We suspect it’s the feeling of having agency. In a recent test of a traffic-light concept, we asked users what would motivate them to shift their usage. The majority said ‘’saving money’’, including 92% of fixed-rate users, even though the light was technically useless to them. Most still found the concept useful and said it helped them make decisions. People want to feel clever and in control, and cost-saving is a near-universal motivator.
Never be quick to strip a feature out just because someone’s tariff doesn’t formally reward the behavior, you might be removing the thing that makes them feel like they’re in control.
This is not one of those conclusions you reach intuitively but it is exactly the kind of thing you learn by watching where people walk.

Find the trampled grass
You know those scrappy little dirt trails worn into the grass next to a perfectly good paved walkway? Evidence that someone looked at the paved path, looked at where they were going, did the math, and stepped right. Then the next person did. And the next. Until the ground, more reasonable than most product teams, accepted the feedback and became a dirt path.
Designers call these desire paths. And they can teach us a lot about good app design.
There’s an old design saying: pave the cowpaths. It means don’t fight where people naturally walk. Pave that route. Then plant the flowers around it.
What we found is that most people don’t want all the data but a verdict. ‘Am I doing okay?’ But there’s still a meaningful group who genuinely love to explore graphs and dig into the numbers, and writing them off would be a mistake.
For us, that is in practice leading with what people came for (their consumption, right now), respecting the time they have (a few taps to anything important), and serving the nerdy data lovers, the verdict-seekers, and everyone in between without forcing one to live in the other’s world.
But most lawns have more than one path, often crossing each other. So before you pave anything, you have to figure out who’s walking around out there.
In the energy space, on any given day, you’re designing for at least: prosumers who want every kilowatt-hour accounted for, bill-watchers worried about cost, eco-motivated people, set-and-forget-it crowd, and crisis users surprised by the bill.
The same person rotates through these identities. A prosumer in October becomes a crisis user in January as the cold snap arrives. So when we segment, we identify the use cases the app needs to handle and then ask ourselves what each user needs to do to achieve that and how we can make the journey shorter.
Product under construction, please walk anywhere
Years of walking the same lawns will teach you where most paths go. You don’t need to run a study to confirm that people want to see their consumption when they open an energy app.
Research earns its keep in the territory where the trails haven’t formed yet: flexibility, load shifting, new tariffs, anything where users themselves don’t have a clear mental model.
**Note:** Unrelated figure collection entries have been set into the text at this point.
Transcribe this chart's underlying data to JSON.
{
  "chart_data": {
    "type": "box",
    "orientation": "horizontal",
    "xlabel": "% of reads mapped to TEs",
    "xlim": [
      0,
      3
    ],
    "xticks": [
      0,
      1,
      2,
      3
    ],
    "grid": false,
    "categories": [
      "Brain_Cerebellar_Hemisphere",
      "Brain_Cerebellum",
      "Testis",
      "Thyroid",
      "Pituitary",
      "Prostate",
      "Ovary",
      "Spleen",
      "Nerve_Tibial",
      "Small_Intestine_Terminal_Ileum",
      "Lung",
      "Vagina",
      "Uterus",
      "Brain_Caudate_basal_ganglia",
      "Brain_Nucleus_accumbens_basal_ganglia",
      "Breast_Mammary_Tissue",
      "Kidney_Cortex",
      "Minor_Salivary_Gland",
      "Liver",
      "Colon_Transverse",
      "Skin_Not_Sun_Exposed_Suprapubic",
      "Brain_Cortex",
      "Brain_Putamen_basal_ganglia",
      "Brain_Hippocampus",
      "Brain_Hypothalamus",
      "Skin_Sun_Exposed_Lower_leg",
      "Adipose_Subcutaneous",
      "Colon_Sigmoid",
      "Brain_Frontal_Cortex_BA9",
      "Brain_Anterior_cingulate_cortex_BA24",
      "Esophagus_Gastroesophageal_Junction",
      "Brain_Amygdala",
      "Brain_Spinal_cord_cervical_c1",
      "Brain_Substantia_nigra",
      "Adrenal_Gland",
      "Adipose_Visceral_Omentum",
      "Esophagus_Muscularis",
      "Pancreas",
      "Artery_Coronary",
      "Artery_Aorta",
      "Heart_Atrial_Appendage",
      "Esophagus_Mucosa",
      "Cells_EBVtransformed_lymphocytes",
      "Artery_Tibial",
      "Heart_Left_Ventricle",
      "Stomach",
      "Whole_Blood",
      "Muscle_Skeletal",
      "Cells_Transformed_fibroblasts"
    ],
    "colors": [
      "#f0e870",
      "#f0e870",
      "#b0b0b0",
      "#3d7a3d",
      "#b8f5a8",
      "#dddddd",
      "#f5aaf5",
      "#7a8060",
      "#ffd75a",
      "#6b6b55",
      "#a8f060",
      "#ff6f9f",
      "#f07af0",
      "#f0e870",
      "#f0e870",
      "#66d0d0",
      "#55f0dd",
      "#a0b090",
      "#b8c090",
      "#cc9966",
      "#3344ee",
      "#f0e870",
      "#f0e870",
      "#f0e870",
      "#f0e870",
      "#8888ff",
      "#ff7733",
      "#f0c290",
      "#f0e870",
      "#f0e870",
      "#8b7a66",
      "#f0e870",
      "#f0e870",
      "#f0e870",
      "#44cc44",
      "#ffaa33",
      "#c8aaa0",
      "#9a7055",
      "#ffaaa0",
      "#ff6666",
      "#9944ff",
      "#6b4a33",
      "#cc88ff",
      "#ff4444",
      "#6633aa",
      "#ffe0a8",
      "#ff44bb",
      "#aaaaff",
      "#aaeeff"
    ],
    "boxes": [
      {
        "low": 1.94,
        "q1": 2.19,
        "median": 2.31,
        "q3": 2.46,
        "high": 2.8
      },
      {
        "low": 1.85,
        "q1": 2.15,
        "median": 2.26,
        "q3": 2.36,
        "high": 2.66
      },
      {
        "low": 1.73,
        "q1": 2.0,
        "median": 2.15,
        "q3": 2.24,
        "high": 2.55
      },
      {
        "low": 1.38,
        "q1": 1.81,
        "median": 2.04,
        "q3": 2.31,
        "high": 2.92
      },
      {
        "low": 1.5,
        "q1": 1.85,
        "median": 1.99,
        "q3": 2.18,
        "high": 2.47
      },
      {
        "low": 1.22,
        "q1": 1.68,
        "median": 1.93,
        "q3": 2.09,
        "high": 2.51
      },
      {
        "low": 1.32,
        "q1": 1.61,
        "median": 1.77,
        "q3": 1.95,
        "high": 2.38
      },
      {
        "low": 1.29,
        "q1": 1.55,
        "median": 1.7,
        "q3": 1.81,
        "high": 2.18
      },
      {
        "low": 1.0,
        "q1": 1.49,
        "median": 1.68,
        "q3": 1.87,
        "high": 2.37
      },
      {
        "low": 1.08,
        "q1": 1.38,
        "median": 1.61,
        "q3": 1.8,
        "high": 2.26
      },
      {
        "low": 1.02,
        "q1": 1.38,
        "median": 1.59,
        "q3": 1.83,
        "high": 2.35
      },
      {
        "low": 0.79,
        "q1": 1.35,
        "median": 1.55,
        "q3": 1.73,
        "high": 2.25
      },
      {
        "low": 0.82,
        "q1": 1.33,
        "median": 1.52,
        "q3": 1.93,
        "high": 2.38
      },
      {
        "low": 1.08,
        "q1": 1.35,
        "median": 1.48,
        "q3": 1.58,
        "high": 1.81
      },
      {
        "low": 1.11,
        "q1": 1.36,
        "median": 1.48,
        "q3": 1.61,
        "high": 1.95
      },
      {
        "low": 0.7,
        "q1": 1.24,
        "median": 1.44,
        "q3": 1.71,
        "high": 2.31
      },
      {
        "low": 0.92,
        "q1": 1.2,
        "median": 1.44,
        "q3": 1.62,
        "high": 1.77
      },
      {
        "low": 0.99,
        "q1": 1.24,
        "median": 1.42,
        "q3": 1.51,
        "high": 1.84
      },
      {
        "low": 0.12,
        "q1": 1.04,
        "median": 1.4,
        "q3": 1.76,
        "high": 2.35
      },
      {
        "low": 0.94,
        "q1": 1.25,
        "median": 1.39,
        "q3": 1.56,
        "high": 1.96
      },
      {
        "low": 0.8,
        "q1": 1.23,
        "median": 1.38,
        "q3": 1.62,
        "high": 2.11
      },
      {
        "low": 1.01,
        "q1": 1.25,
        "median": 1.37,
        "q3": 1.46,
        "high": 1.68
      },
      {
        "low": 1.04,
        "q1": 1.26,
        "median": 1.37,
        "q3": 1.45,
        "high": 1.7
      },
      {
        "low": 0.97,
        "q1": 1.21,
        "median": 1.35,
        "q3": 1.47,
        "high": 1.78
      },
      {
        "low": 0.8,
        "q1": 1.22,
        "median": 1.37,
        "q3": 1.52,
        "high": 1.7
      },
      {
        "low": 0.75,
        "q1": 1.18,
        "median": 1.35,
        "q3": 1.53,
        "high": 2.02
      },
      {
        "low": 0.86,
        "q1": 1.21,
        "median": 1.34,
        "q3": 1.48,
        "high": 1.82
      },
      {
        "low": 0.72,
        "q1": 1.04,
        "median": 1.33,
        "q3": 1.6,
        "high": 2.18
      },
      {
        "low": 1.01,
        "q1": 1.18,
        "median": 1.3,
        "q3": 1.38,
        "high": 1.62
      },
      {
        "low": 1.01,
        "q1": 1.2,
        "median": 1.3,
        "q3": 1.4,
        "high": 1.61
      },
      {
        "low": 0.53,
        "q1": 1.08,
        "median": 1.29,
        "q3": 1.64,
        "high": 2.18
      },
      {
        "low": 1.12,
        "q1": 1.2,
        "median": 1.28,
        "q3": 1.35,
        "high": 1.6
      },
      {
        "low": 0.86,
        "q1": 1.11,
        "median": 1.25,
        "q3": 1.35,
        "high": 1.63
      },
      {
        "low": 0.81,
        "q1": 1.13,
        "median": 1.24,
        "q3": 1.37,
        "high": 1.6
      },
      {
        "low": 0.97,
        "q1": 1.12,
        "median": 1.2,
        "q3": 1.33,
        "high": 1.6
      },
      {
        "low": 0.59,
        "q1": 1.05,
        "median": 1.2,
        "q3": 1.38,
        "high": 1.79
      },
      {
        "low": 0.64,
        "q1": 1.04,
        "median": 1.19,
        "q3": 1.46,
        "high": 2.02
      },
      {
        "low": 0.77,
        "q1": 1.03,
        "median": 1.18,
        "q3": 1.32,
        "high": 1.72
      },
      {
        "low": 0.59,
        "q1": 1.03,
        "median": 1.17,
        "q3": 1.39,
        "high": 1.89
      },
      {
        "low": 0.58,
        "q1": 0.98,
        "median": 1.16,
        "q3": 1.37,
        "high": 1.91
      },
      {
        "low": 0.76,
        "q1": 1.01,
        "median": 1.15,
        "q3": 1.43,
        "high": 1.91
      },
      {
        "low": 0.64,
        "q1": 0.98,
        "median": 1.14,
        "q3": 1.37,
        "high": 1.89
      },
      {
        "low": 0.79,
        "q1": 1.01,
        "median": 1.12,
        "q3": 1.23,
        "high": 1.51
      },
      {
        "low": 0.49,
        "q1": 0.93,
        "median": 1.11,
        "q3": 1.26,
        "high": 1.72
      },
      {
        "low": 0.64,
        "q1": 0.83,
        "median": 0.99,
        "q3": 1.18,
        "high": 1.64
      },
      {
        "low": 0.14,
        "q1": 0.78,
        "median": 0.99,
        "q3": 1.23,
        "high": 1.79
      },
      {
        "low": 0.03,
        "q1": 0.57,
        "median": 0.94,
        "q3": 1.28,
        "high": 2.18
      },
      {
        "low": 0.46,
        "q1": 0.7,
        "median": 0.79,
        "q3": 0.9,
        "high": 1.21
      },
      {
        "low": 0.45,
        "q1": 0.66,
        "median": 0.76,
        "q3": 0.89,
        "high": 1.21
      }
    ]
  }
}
You’re trying to spot where they’re about to walk, before there’s a visible path to follow. There, you start by talking to people. What are they doing today? What’s confusing? Then you sketch a concept, put it in front of users, and watch where they step.
Energy apps have spent a long time being designed for the meter rather than the person. That worked when the product was a bill once a month. Now people want to feel some sense of agency and not be made to feel stupid by the interface in the process, and they want different versions of that depending on who they are and what week of the year it is. If it takes too long to understand what’s going on, people stop coming back. And if they don’t come back, behavior change never happens.
The teams that design customer-centric products are the ones who can hold more than one user in their head at the same time. You ship, you watch where the trails form, and you keep walking the lawn.